The hotel is design-led by a philosophy of acceptance; it encourages us to welcome things as they are, to be attentive to beauty, to engage with silence, and to live with respect to nature’s rhythms. For me, that starts with sleep and movement. Surrounded by forest, there’s real darkness at night. I leave the curtains open in the evening and wake up with the sun. From bed, I watch it rise over the mountains – which are framed by floor-to-ceiling windows – and draw in its energy ready for morning Wyda, a kind of Druidic yoga practised at Forestis. The Celts gleaned all that they knew about the world from the forest and its teachings. It was here where they practised their rituals and observances, and here where, following the instruction of our soft-spoken guide, we mimic bears, horses and rabbits, inhaling good intentions and (quite literally) throwing those that no longer serve us back into the ground.

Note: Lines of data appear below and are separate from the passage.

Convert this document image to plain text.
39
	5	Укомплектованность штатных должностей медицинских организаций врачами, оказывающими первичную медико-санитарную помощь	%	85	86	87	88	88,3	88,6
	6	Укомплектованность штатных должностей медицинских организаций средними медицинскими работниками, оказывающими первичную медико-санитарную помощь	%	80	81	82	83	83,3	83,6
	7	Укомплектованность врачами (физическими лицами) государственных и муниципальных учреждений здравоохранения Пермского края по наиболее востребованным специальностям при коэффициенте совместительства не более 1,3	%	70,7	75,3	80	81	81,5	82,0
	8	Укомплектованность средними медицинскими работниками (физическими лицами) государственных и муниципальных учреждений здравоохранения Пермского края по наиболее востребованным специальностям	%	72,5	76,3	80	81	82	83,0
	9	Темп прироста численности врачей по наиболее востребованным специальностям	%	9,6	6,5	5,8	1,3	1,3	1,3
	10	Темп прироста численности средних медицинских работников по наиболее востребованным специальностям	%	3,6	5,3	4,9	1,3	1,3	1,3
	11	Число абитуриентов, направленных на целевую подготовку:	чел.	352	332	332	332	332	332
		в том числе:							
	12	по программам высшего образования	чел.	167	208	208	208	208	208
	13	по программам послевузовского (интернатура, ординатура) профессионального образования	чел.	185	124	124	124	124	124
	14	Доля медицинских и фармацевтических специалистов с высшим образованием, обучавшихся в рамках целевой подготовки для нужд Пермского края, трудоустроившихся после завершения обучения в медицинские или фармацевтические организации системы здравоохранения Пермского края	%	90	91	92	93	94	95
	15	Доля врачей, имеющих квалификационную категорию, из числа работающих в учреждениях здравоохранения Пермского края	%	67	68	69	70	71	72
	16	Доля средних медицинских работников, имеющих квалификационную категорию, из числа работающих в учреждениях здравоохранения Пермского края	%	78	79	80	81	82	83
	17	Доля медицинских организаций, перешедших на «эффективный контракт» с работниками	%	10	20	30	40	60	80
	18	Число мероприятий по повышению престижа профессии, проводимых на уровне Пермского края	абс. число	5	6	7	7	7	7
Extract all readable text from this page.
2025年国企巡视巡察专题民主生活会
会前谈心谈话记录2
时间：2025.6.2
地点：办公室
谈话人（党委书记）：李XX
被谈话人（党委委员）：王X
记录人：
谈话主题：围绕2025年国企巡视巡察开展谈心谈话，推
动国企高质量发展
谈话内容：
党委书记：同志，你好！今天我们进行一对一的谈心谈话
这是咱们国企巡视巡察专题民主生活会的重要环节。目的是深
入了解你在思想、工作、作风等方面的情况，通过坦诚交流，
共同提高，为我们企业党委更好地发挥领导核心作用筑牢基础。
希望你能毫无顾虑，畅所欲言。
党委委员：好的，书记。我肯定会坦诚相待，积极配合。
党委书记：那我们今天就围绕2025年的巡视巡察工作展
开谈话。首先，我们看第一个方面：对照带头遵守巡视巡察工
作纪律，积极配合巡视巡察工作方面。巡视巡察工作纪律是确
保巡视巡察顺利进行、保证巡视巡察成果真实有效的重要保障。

This affinity with the forest is integrated holistically across other areas of Forestis, too. In the spa, mountain pine, spruce, larch and stone pine are used in treatments, while the bar’s signature cocktails put herbs, nuts, shrubs, bark and fir needles through alchemical processes – preserving, drying, smoking and pickling – to create inventive potions with a distinctly Tyrolean edge. Here, things are not designed to be consumed, but to be savoured. This is also true at the restaurant – an impressive architectural feat which has been dug into the ground in order to reduce building volume – where every meal is an opportunity for communion with the land. Roland Lamprecht’s five-course ‘forest cuisine’ tasting menu offers guests the opportunity to linger a while in tiered, amphitheatre-style banquents, providing each table with a front-row seat to those wise, silent teachers of the woods.

The mountains have been here for millions of years, but they’re not the only ancients around – in the spa, a 130-million-year-old fossil serves as a symbolic invitation of reflection. It’s a humbling reminder of how small and vulnerable we are; of how much we need nature, despite nature not needing us. As my time at Forestis comes to a close, I feel a dual sense of gratitude and urgency, lest we forget that the greatest luxury is nature herself. Like the Celts before them, Forestis understands that simplicity gathers magnitude. For every seed, a fir tree. For every bright idea, an eternity.